Single by Dom Dolla and Nelly Furtado
- Released: 2 June 2023
- Recorded: 2023
- Genre: Tech house
- Length: 3:17
- Label: Three Six Zero, Sony Music
- Songwriters: Dominic Matheson; Nelly Furtado; Anjulie Persaud;
- Producer: Dom Dolla

Dom Dolla singles chronology
| "Rhyme Dust" (2023) | "Eat Your Man" (2023) | "Saving Up" (2023) |

Nelly Furtado singles chronology
| "Sticks & Stones" (2018) | "Eat Your Man" (2023) | "Keep Going Up" (2023) |

= Eat Your Man =

2023 single by Dom Dolla and Nelly Furtado

"Eat Your Man" is a song by Australian record producer Dom Dolla and Canadian singer and songwriter, Nelly Furtado. It was released on 2 June 2023.
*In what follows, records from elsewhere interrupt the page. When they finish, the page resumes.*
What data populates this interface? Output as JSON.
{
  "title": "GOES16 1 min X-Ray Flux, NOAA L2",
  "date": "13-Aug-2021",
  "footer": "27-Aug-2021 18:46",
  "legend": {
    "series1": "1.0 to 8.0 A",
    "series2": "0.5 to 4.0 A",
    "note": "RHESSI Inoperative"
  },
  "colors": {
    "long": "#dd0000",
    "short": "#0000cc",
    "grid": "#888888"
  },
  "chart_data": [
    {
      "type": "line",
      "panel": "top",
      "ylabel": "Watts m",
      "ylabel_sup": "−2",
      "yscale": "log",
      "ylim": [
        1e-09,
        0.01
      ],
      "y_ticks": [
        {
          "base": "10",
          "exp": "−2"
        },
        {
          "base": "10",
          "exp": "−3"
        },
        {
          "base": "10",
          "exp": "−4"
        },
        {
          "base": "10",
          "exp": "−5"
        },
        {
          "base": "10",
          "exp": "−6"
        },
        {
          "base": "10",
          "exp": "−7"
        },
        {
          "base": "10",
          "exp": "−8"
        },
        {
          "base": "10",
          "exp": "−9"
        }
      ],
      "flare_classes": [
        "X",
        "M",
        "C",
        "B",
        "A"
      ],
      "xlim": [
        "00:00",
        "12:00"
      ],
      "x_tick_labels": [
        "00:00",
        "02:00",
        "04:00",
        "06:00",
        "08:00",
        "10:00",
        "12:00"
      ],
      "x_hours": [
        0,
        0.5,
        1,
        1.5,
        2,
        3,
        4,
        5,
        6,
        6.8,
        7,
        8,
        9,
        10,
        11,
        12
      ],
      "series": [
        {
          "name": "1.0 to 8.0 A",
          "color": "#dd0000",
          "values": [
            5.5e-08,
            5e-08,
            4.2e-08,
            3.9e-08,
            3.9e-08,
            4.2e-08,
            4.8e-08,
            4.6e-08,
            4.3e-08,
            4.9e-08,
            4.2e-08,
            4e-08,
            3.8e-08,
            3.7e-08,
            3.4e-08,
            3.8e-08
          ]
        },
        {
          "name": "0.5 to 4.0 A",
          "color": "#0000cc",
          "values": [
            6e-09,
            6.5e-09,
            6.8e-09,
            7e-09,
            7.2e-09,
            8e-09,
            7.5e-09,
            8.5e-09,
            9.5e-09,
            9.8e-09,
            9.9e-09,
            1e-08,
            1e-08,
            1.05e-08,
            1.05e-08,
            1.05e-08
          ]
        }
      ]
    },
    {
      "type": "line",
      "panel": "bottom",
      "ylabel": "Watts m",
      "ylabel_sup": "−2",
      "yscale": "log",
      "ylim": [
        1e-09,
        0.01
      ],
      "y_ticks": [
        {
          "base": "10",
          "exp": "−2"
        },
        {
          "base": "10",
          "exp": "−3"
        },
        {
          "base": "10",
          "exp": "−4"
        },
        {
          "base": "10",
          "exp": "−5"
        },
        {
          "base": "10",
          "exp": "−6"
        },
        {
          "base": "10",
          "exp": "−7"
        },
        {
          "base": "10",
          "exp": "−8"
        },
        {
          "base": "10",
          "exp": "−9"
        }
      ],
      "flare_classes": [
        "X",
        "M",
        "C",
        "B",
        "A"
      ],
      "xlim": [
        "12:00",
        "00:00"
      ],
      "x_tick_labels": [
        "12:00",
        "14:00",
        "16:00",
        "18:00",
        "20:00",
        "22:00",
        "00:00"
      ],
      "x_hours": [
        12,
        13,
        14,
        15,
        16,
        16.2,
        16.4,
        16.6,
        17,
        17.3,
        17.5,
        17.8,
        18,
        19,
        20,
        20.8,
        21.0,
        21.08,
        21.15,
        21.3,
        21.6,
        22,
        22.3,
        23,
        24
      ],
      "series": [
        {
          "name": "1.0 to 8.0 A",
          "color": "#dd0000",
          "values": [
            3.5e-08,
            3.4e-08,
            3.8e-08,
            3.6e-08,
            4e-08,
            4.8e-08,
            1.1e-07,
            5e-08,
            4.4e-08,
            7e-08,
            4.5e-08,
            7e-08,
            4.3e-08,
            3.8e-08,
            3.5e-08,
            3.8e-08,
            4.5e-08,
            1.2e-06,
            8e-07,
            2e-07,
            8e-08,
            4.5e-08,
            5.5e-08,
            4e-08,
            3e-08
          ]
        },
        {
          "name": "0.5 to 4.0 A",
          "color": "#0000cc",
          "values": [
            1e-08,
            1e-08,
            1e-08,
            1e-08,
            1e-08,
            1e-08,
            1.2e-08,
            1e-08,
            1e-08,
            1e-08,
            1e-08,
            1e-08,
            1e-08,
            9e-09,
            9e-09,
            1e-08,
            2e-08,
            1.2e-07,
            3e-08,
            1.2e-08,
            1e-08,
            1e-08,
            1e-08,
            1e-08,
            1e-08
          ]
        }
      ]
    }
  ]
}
At the 2023 ARIA Music Awards, the song was nominated for Best Produced Release and Best Engineered Release, while Dom Dolla was nominated for Best Solo Artist. It was nominated for Dance Recording of the Year at the 2024 Juno Awards and House Song of the Year and Best Collaboration at the 2024 Electronic Dance Music Awards.

==Background==
Dom Dolla and Furtado met at the Beyond The Valley Festival in January 2023 and shared a stage performing "Glue" (by Bicep) and Furtado's "Say It Right". This followed Furtado's New Year's Eve performance in Australia, days before which was her first set in five years.

Dom Dolla said "Nelly first reached out to me after we were both booked to play Beyond The Valley Festival. She'd discovered my music not long before and was into what she heard. We immediately hit it off." Furtado was writing some new music and wanted his help as a producer. Dom Dolla continued, "After a few days of writing she mentioned she would love to work on a club record together, and we began to put some ideas down, Not long after, 'Eat Your Man' was born."
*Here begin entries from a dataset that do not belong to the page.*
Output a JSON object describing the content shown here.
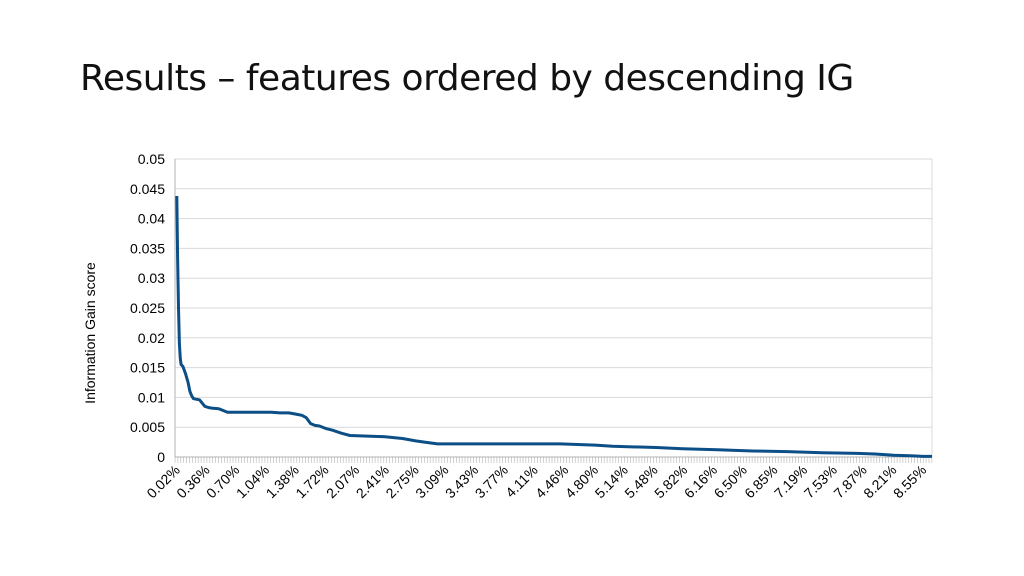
{
  "slide": {
    "title": "Results – features ordered by descending IG"
  },
  "colors": {
    "line": "#0b4f86",
    "grid": "#d9d9d9",
    "axis": "#b3b3b3"
  },
  "chart_data": {
    "type": "line",
    "title": "",
    "xlabel": "",
    "ylabel": "Information Gain score",
    "ylim": [
      0,
      0.05
    ],
    "yticks": [
      "0",
      "0.005",
      "0.01",
      "0.015",
      "0.02",
      "0.025",
      "0.03",
      "0.035",
      "0.04",
      "0.045",
      "0.05"
    ],
    "grid": true,
    "legend": "none",
    "x_tick_labels": [
      "0.02%",
      "0.36%",
      "0.70%",
      "1.04%",
      "1.38%",
      "1.72%",
      "2.07%",
      "2.41%",
      "2.75%",
      "3.09%",
      "3.43%",
      "3.77%",
      "4.11%",
      "4.46%",
      "4.80%",
      "5.14%",
      "5.48%",
      "5.82%",
      "6.16%",
      "6.50%",
      "6.85%",
      "7.19%",
      "7.53%",
      "7.87%",
      "8.21%",
      "8.55%"
    ],
    "series": [
      {
        "x": [
          0.02,
          0.03,
          0.04,
          0.05,
          0.06,
          0.07,
          0.09,
          0.12,
          0.15,
          0.17,
          0.19,
          0.21,
          0.24,
          0.28,
          0.34,
          0.38,
          0.42,
          0.5,
          0.6,
          0.7,
          0.8,
          0.9,
          1.0,
          1.1,
          1.2,
          1.3,
          1.38,
          1.45,
          1.5,
          1.55,
          1.6,
          1.65,
          1.72,
          1.8,
          1.9,
          2.0,
          2.2,
          2.4,
          2.6,
          2.75,
          2.85,
          3.0,
          3.2,
          3.5,
          4.0,
          4.4,
          4.6,
          4.8,
          5.0,
          5.5,
          5.8,
          6.2,
          6.6,
          7.0,
          7.4,
          7.8,
          8.0,
          8.21,
          8.4,
          8.55,
          8.65
        ],
        "values": [
          0.0438,
          0.0335,
          0.025,
          0.019,
          0.0165,
          0.0155,
          0.0152,
          0.014,
          0.0125,
          0.011,
          0.0103,
          0.0098,
          0.0097,
          0.0096,
          0.0085,
          0.0083,
          0.0082,
          0.0081,
          0.0075,
          0.0075,
          0.0075,
          0.0075,
          0.0075,
          0.0075,
          0.0074,
          0.0074,
          0.0072,
          0.007,
          0.0066,
          0.0056,
          0.0053,
          0.0052,
          0.0048,
          0.0045,
          0.004,
          0.0036,
          0.0035,
          0.0034,
          0.0031,
          0.0027,
          0.0025,
          0.0022,
          0.0022,
          0.0022,
          0.0022,
          0.0022,
          0.0021,
          0.002,
          0.0018,
          0.0016,
          0.0014,
          0.0012,
          0.001,
          0.0009,
          0.0007,
          0.0006,
          0.0005,
          0.0003,
          0.0002,
          0.0001,
          0.0001
        ]
      }
    ]
  }
}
Furtado said the song's creation took place on Valentine's Day 2023 with the first ideas coming together on a drive to a Philadelphia recording studio. Her friend and fellow passenger Anjulie Persaud suggested the lyrics harken back to Furtado's older hits. Furtado told Dom Dolla that she wanted a song that "Mr. Beach will party to at 4 a.m."

In May 2023, Furtado confirmed she was working on new music, saying "I have so much music. I've recorded a hundred songs in the last 18 months, and I'm so excited to bring people new music." On 26 May 2023, Furtado announced the release of "Eat Your Man" on her social media accounts.

==Critical reception==
Jason Heffler from EDM wrote: "Eerie synths slither into focus before Furtado's unapologetic flow takes center stage. 'I'll eat your man, devour him whole', warns a badass Furtado, invoking 2006's generational "Maneater". Underneath, a thick bass-line slices through like a hot knife through butter, carving through an infectious house beat."
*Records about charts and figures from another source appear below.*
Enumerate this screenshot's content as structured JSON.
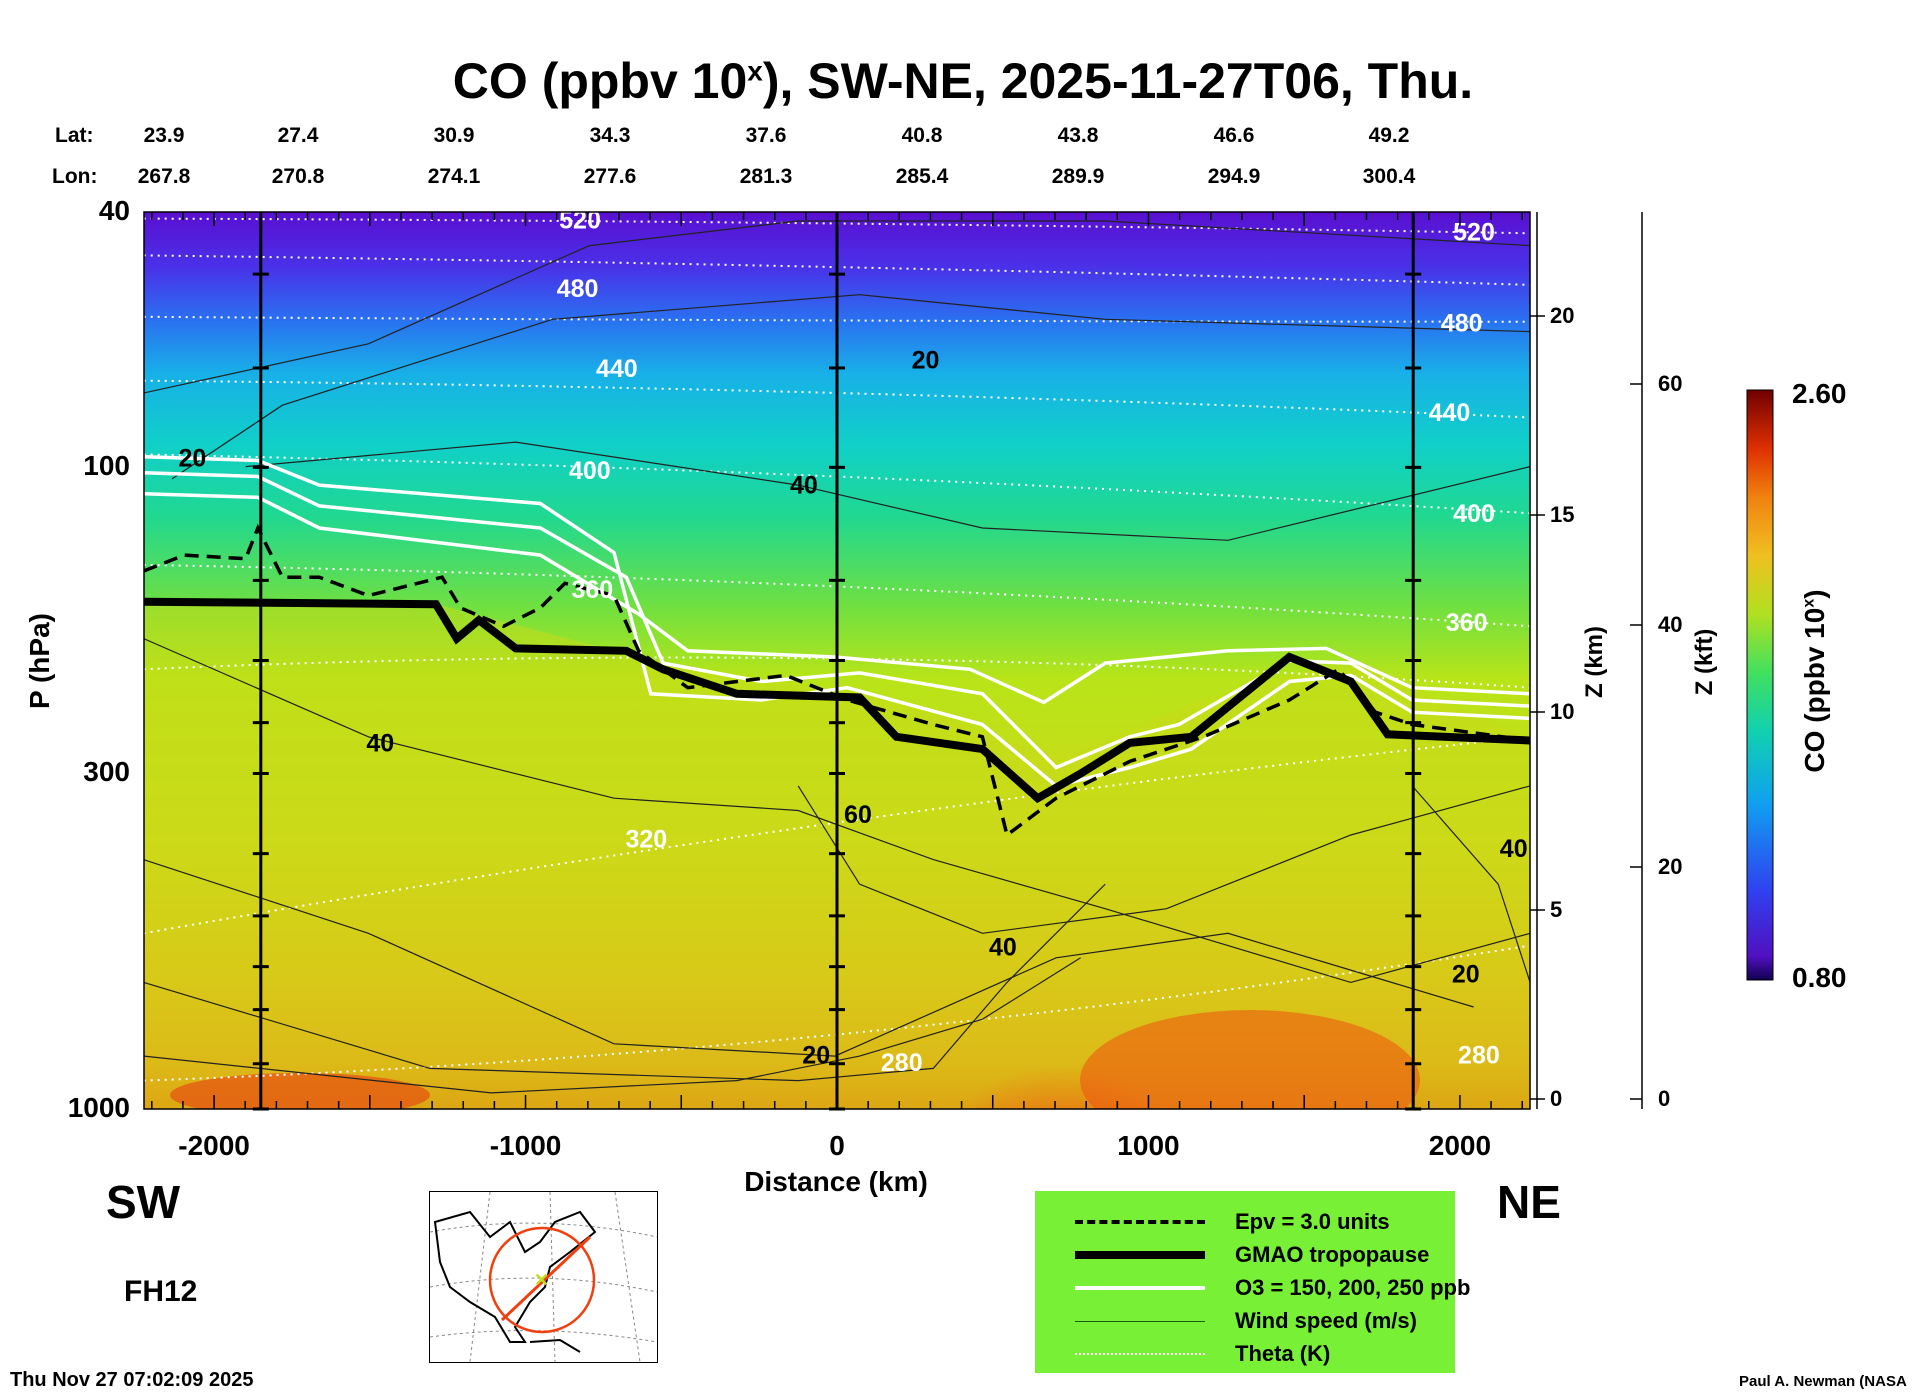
{
  "title": {
    "main": "CO (ppbv 10",
    "sup": "x",
    "rest": "), SW-NE, 2025-11-27T06, Thu."
  },
  "lat_label": "Lat:",
  "lon_label": "Lon:",
  "lats": [
    "23.9",
    "27.4",
    "30.9",
    "34.3",
    "37.6",
    "40.8",
    "43.8",
    "46.6",
    "49.2"
  ],
  "lons": [
    "267.8",
    "270.8",
    "274.1",
    "277.6",
    "281.3",
    "285.4",
    "289.9",
    "294.9",
    "300.4"
  ],
  "direction_left": "SW",
  "direction_right": "NE",
  "forecast_hour": "FH12",
  "timestamp": "Thu Nov 27 07:02:09 2025",
  "credit": "Paul A. Newman (NASA",
  "legend": [
    {
      "label": "Epv = 3.0 units",
      "style": "dashed",
      "color": "#000000"
    },
    {
      "label": "GMAO tropopause",
      "style": "thick",
      "color": "#000000"
    },
    {
      "label": "O3 = 150, 200, 250 ppb",
      "style": "white",
      "color": "#ffffff"
    },
    {
      "label": "Wind speed (m/s)",
      "style": "thin",
      "color": "#1a5a10"
    },
    {
      "label": "Theta (K)",
      "style": "dotted",
      "color": "#ffffff"
    }
  ],
  "legend_bg": "#77f035",
  "chart_data": {
    "type": "heatmap",
    "title": "CO (ppbv 10^x), SW-NE, 2025-11-27T06, Thu.",
    "xlabel": "Distance (km)",
    "ylabel": "P (hPa)",
    "y2label": "Z (km)",
    "y3label": "Z (kft)",
    "xlim": [
      -2225,
      2225
    ],
    "ylim": [
      1000,
      40
    ],
    "yscale": "log",
    "x_ticks": [
      "-2000",
      "-1000",
      "0",
      "1000",
      "2000"
    ],
    "x_tick_values": [
      -2000,
      -1000,
      0,
      1000,
      2000
    ],
    "y_ticks": [
      "40",
      "100",
      "300",
      "1000"
    ],
    "y_tick_values": [
      40,
      100,
      300,
      1000
    ],
    "zkm_ticks": [
      "0",
      "5",
      "10",
      "15",
      "20"
    ],
    "zkft_ticks": [
      "0",
      "20",
      "40",
      "60"
    ],
    "colorbar": {
      "label": "CO (ppbv 10^x)",
      "min": "0.80",
      "max": "2.60",
      "label_main": "CO (ppbv 10",
      "label_sup": "x",
      "label_end": ")"
    },
    "theta_labels": [
      "520",
      "480",
      "440",
      "400",
      "360",
      "320",
      "280"
    ],
    "wind_labels": [
      "20",
      "40",
      "60"
    ],
    "vertical_lines_km": [
      -1850,
      0,
      1850
    ]
  }
}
Music-News felt that "'Eat Your Man' connects two worlds, and confirms two facts: Nelly Furtado is back, and Dom Dolla is at the top of his game", adding that "It showcases a distinct Dom Dolla production and Nelly's iconic lyricism."

==Charts==
===Weekly charts===

Weekly chart performance for "Eat Your Man"
| Chart (2023) | Peak position |
|---|---|
| Australia (ARIA) | 84 |
| Australia Club Tracks (ARIA) | 1 |
| Australia Dance (ARIA) | 6 |
| Canada CHR/Top 40 (Billboard) | 28 |
| Canada Digital Song Sales (Billboard) | 25 |
| Netherlands Club (Dutch Top 40) | 1 |
| New Zealand Hot Singles (RMNZ) | 13 |
| UK Singles Downloads (OCC) | 81 |
| US Hot Dance/Electronic Songs (Billboard) | 15 |

===Year-end charts===

Year-end chart performance for "Eat Your Man"
| Chart (2023) | Position |
|---|---|
| Australian Artist (ARIA) | 49 |
| US Hot Dance/Electronic Songs (Billboard) | 73 |
| Chart (2024) | Position |
| Australian Artist (ARIA) | 39 |

==Certifications==

Certifications for "Eat Your Man"
| Region | Certification | Certified units/sales |
| Australia (ARIA) | Platinum | 70,000^{‡} |
| Canada (Music Canada) | Gold | 40,000^{‡} |
| New Zealand (RMNZ) | Gold | 15,000^{‡} |
^{‡} Sales+streaming figures based on certification alone.